The distinctive H Samuel clock which hangs above Cardiff Market has sat in its position on St Mary Street for more than a century.
However the clock hasn’t worked for years and over time its appearance has become rather shabby. As part of its work to transform St Mary Street and High Street, creating a pedestrian-friendly area, Cardiff Council is to spend £25,000 towards fully repairing and restoring the clock, ensuring that a piece of Cardiff’s history is preserved for future generations.
The original H Samuel clock was in position over the market as early as 1910, but in 1963 world-famous clockmakers Smith of Derby installed a new large projecting clock, with opal acrylic dials, rear illumination and neon lettering in the top and bottom sign panels. The clock was built to a standard H Samuel design and many were installed all over the country, although today only a few still remain.
Having fallen into disrepair, the clock has now been taken down and sent back to the Smith of Derby workshops, where it will undergo an eight week restoration.
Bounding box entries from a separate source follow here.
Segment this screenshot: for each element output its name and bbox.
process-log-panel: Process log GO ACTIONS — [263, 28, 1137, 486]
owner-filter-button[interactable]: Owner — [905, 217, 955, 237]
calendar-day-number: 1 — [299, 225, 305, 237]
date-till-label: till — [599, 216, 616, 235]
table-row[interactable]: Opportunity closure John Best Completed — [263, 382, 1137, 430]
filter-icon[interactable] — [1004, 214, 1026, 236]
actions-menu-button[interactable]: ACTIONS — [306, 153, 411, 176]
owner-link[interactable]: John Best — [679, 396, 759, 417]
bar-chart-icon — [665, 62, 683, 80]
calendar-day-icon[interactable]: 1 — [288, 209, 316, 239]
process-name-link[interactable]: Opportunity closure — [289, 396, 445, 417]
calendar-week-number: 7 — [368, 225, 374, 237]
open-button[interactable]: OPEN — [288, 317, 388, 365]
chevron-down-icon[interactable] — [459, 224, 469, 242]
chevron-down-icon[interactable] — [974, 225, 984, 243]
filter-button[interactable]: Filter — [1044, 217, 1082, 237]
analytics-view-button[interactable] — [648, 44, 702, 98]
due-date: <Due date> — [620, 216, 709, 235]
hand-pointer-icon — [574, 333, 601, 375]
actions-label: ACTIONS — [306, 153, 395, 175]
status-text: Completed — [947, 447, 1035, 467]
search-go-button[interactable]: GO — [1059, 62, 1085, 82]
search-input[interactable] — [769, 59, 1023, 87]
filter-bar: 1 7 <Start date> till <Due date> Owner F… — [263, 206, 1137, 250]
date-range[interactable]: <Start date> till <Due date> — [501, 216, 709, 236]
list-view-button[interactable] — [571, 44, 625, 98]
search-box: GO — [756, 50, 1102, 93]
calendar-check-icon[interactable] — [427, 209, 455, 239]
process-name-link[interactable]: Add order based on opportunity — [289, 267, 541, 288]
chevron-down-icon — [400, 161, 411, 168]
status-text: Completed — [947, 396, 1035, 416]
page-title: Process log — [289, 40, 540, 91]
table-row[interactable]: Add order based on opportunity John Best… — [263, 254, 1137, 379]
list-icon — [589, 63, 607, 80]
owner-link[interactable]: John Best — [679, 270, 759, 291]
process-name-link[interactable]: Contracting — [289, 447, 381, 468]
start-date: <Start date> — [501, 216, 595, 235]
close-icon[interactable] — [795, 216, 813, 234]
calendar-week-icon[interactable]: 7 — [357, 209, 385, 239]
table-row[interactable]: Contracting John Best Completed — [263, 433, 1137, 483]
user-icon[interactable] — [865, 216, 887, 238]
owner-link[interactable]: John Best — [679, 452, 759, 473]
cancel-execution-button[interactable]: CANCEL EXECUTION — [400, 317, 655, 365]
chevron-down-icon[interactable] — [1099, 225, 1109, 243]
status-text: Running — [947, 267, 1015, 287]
It is set to be returned to St Mary Street in October where it will be renamed ‘The Cardiff Market Clock’ and continue the presence of a clock in this position for more than 100 years.
Councillor Nigel Howells, Executive member for Sport, Leisure and Culture, said: “The Cardiff Market Clock is a little piece of the city centre’s history and a much loved landmark. St Mary Street and High Street are themselves currently undergoing a historic transformation with the spectacular re-paving work that is being created to enhance the city centre environment and the restoration of this clock is all part of that process. I am really looking forward to seeing the clock back above the market and fully working again.”
Councillor Mark Stephens, Executive member for Finance and Service Delivery, added: “This Council is committed to Cardiff having a city centre that it can be proud of. The restoration of the Cardiff Market Clock is another piece of the jigsaw in creating a pedestrian-friendly environment for High Street and St Mary Street.”